Fungi are master engineers capable of building vast networks underground. Now, researchers have harnessed their capabilities to create a living building material that could be a sustainable alternative to cement and one day even repair itself.
Nature has developed some impressive building materials that can often go toe-to-toe with the best human-made ones. Wood, coral, and bone have excellent strength-to-weight ratios, and they form at room temperature from readily available supplies.
It’s no wonder engineers have long dreamed of harnessing these powers in human-made structures. Now, scientists have combined fungus and bacteria to create a living material that stays alive for up to a month and can form bone-like structures. The researchers say this approach could one day be used to create structural components that repair themselves.

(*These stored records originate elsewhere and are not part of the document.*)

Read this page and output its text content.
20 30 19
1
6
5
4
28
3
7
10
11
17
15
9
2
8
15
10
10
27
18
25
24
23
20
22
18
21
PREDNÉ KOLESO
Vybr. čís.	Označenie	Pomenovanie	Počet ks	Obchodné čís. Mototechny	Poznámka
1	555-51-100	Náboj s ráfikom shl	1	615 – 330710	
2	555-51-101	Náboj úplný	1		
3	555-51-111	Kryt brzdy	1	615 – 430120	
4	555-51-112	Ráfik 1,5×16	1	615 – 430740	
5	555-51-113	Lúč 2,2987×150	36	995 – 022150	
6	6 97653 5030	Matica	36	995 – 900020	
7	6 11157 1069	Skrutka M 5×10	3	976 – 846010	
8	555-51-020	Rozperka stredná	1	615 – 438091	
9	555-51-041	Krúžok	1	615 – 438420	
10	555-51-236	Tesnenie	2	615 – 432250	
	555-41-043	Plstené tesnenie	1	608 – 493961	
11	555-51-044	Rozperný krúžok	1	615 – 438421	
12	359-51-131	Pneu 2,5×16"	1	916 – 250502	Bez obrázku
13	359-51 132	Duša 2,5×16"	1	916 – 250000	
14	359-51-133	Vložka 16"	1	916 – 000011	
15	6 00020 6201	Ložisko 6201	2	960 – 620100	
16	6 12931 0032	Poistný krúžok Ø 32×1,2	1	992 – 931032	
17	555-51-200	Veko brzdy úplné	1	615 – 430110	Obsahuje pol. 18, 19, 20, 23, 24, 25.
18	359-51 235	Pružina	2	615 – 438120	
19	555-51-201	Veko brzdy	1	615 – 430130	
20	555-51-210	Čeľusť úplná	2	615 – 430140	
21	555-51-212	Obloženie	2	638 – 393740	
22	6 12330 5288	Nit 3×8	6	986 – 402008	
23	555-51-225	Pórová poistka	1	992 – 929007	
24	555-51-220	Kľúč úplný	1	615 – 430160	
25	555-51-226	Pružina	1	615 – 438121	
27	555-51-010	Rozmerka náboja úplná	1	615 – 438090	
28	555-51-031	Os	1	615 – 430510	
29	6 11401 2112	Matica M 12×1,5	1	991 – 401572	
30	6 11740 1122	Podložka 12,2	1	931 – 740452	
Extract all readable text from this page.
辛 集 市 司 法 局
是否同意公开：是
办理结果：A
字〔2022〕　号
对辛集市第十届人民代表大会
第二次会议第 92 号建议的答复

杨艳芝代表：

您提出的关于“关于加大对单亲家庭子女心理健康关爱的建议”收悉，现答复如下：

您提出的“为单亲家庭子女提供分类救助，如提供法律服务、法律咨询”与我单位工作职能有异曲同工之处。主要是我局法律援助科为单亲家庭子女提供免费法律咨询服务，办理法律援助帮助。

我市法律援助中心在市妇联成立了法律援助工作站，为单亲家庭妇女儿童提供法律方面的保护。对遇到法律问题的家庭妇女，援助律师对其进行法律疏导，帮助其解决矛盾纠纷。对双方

“We are excited about our results and look forward to engineering more complex and larger structures,” Chelsea Heveran at Montana State University, who led the study, told New Scientist. “When viability is sufficiently high, we could start really imparting lasting biological characteristics to the material that we care about, such as self-healing, sensing, or environmental remediation.”
The new material relies on a process called biomineralization. In this process, cells turn calcium in their environment into calcium carbonate deposits that harden underlying tissues or structures, as in the formation of bone or coral. But certain microbes can also produce calcium carbonate. Engineers have used the process to create “biocement” to seal cracks in oil-and-gas wells or produce masonry.
However, the microbes typically only live for a few days, leaving the final materials inert. Increasingly, scientists are working to create “engineered living materials” where the cells remain viable. These materials could repair themselves, photosynthesize, or sense their environment.
The Montana State researchers created their new material by combining the structural engineering capabilities of fungus (Neurospora crassa) with the biomineralization capabilities of bacteria (Sporosarcina pasteurii). They described the work in a recent paper in Cell Reports Physical Science.
First, they coaxed the fungus’s mycelium—the network of root-like filaments that make up the bulk of most fungi—to grow into a mesh-like scaffold. They then added the bacteria to these scaffolds and placed them in a calcium-rich growth formula, which the microbes converted into calcium carbonate in just 24 hours.
They found the material’s microbes remained viable for up to four weeks after removal from the formula, when kept at 86 degrees Fahrenheit. The researchers didn’t test whether the material could repair itself, but they say keeping cells alive longer is a crucial first step toward this goal.
The team also created beam-like scaffolds that mimic the structure of cortical bone—the strongest type of bone that provides its structural integrity—and then effectively mineralized them. Controlling the internal shape of the scaffolds like this could significantly broaden the types of structures and uses these materials might target.
One limitation is that the researchers couldn’t culture the two species together. They had to kill the fungus after it had grown the scaffold before adding the bacteria. This means the material is only partially living, which could limit what it can do down the line.
But the work opens new possibilities for the growth of high-performance building materials that are both more sustainable and include smart features like self-repair or power generation.